When the ruling tribes of Mecca perceived the Prophet Muhammad (sall Allāhu ‘alayhi wa sallam) as a danger that might cause tensions similar to the rivalry of the Jews and Bedouin polytheists in Yathrib, they sought to find a way to placate his message. The powerful merchants in Mecca attempted to convince the Prophet to abandon his preaching by offering him admission into the inner circle of merchants and an advantageous marriage. However, the Prophet turned down both offers. He recognised a broken system, and rather than gleaning personal benefits or believing that it could be saved ‘from inside’, the Prophet rejected all the offers from the outset. Instead, he took what Allāh describes as ‘the steep path’ (al ‘aqabah, as mentioned in Sūrah Al-Balad) by working to create a sound and righteous system of living instead.
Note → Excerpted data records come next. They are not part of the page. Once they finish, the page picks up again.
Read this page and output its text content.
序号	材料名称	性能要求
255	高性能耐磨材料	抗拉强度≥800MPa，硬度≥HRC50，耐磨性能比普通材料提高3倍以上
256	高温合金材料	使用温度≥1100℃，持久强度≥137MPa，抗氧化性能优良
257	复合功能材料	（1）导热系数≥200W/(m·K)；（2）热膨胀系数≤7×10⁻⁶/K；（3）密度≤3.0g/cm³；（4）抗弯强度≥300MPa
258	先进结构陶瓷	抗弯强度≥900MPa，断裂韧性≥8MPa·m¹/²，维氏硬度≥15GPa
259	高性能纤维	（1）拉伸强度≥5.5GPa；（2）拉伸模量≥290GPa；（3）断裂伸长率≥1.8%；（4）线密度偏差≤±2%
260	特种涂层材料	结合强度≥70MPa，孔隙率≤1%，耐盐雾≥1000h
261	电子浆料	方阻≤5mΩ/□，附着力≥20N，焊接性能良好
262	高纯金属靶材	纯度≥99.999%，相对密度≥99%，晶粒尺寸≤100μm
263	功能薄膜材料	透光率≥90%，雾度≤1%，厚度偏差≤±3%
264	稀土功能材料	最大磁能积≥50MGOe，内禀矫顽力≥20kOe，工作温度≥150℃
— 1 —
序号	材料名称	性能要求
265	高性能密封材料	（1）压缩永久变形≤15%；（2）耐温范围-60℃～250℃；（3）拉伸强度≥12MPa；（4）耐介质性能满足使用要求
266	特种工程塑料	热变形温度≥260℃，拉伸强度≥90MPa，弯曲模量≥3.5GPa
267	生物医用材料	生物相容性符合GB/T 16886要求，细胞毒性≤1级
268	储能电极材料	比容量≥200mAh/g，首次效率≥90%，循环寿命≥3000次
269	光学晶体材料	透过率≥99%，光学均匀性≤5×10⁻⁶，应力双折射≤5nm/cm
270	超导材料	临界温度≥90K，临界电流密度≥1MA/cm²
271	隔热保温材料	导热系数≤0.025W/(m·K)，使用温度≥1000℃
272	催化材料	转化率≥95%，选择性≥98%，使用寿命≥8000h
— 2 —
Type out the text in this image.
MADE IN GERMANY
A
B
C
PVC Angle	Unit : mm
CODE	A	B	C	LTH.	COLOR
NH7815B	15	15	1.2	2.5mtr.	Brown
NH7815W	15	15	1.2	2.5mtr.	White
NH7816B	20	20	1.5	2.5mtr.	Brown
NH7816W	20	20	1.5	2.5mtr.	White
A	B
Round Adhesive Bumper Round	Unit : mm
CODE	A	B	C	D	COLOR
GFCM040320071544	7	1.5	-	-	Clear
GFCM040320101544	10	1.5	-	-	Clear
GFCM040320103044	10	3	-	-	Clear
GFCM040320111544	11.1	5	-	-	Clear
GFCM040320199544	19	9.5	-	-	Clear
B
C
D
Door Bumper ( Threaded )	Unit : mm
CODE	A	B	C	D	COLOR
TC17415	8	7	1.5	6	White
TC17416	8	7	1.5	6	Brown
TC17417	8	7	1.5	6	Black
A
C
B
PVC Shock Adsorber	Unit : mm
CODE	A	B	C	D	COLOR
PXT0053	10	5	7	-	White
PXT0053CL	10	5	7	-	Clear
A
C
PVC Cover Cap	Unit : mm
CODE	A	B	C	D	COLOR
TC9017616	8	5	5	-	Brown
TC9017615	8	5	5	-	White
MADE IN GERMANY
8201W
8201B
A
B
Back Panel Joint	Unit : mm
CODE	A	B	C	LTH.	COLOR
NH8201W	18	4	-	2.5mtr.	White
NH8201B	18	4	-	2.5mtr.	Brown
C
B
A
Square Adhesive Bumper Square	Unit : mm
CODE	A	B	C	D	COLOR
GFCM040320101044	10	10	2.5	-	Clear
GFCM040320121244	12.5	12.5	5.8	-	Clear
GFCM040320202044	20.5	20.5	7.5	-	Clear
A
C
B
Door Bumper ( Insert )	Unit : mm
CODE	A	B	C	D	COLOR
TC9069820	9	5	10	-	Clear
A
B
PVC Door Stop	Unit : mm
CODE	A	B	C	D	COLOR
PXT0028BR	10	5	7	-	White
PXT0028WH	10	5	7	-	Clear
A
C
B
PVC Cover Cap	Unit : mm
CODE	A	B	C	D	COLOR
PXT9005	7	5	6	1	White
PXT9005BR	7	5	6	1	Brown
Do it better – don’t ‘halalify’ what’s broken

If you are a Muslim who wants to enter a public-facing role, don’t simply replicate existing profits-driven corporate models with a ‘halal spin’. Rather, imbibe the very Islamic ethos into the core of the work you do. Islam is not a rubber stamp that erases dubious business or work practice simply because the one in charge is a Muslim. Building up our own sustainable and ethical institutions requires this scrupulous and self-reflective outlook in order for the institutions to enjoy longevity.

Representation matters…maybe


Representation matters, but not in the way it is hash-tagged so often.

The question remains of what positive representation looks like in the mainstream. The answer to this is not straightforward. Those who represent brave and challenging ideas should take a platform, with the focus being less on the personage and more on the ideas being brought forward. The goal is one of principled and rigorous ideas accounting and expanding the prevailing narrative at play. Worthy representation isn’t skin-deep, it calls on courage, authenticity and principles which point people away from the stagnant narratives that feed power towards a wider horizon.

We must take a sensitive, informed, and considered approach when we join the ranks of institutions that we believe we are in to represent. Not all representation is possible, equal, authentic, or even desirable. However, representation can be powerful and game-changing when it is done with sincerity and authenticity. This is the tension we must all traverse and ask difficult questions about. There is no blanket value in the selection of minority candidates when they serve only to prop up problematic and dysfunctional realities. We are more than fodder for diversity quotas within normative structures and tick-box adequacy. Real and lasting impact requires brave and authentic action. This is al ‘aqabah, the ‘steep path’. For us as individuals and communities, there is no other road worth taking.